In Victoria — the state that was repeatedly plunged into lengthy periods of lockdown by its Labor government — people turned emphatically to that party’s federal counterparts and climate-focused independents. Western Australians, derided by federal Coalition politicians for wanting to remain disease-free in their “hermit kingdom”, also swung to Labor.

One reading of the situation is that voters in those states supported the restrictions placed on them. But I think there’s an even more hopeful way to view the election results. Pandemic issues that once seemed so urgent and volatile — whether schools should open, whether booster shots should be mandated — have receded from public consciousness to a degree. Other, more urgent concerns, such as climate change and our nation’s energy future, have reclaimed their spot at the top of our priorities.

Politicians who (perhaps cynically) figured that they could ride the wave of outrage from people unable to get a haircut or grab a coffee at their local café were undoubtedly disappointed by the election results. Fear-mongering text messages about vaccine-adverse events that were sent on behalf of Clive Palmer’s United Australia Party failed to win the party a single seat in the House of Reps.

But this doesn’t mean that vaccine outrage is a problem of the past. The unvaxxed remain a minority in Australia — less that 5% of people aged over 16 are unvaccinated against COVID-19. But their presence in our lives is both universal and universally perplexing. Why do people get duped by misinformation, why do others seek to dupe them, and what can we do to protect ourselves and others from the inexorable rise of misinformation?  

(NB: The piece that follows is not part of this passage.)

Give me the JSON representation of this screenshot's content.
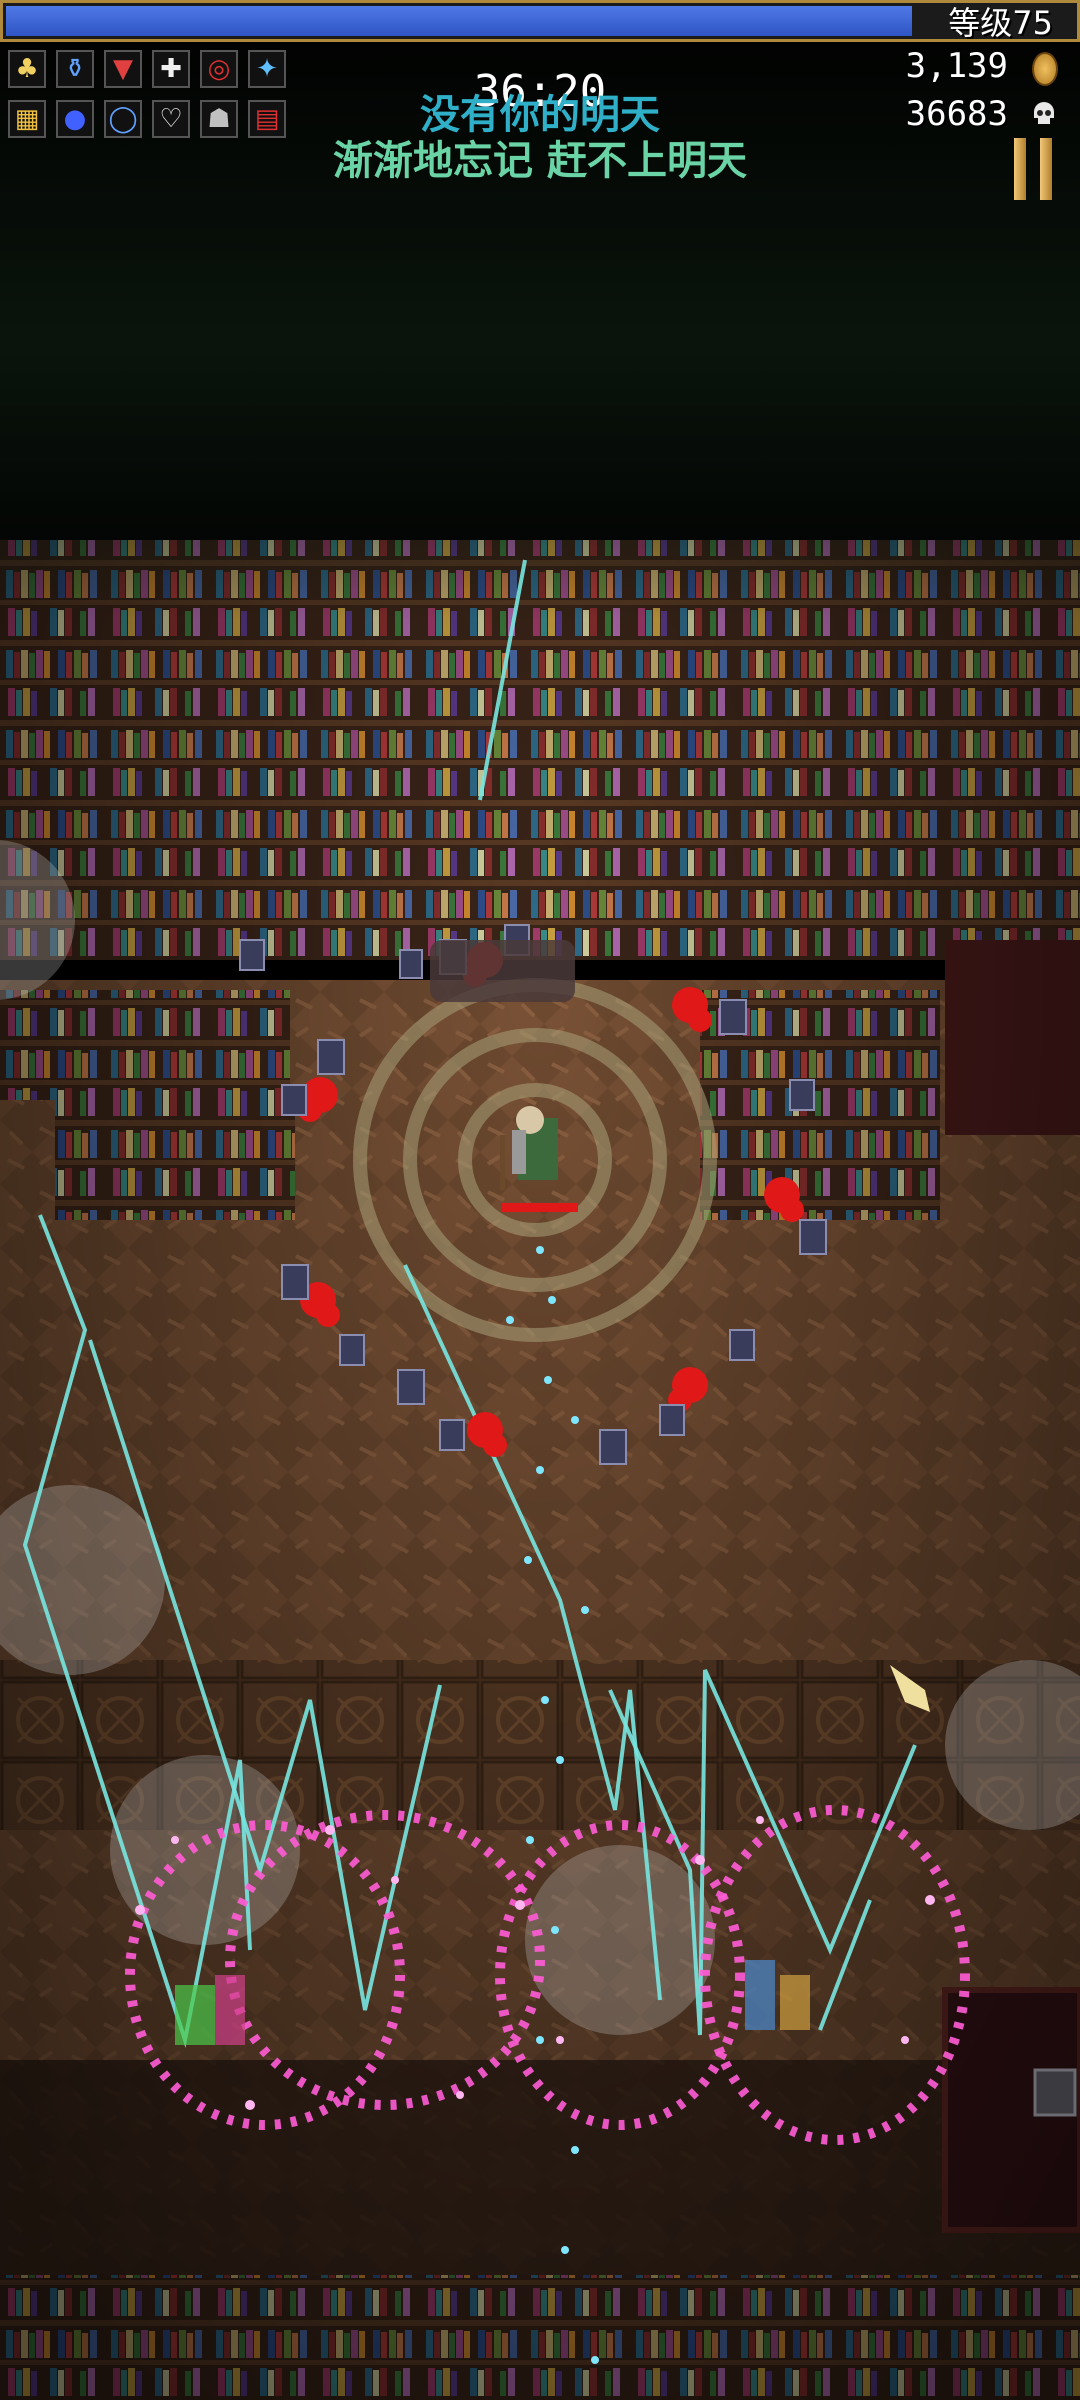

Vaccine outrage is a canary in the coal mine. It erupted into a festering sore last year because the conditions were ripe — the pandemic sowed uncertainty and upended people’s lives. But it is also a symptom of a deeper syndrome afflicting our community: a growing mistrust in government and the institutions that keep us safe and healthy. Restoring public trust does more than combat vaccine refusal. It restores our faith in community. And reaching out to wayward friends with understanding and compassion will welcome them back into that community, too.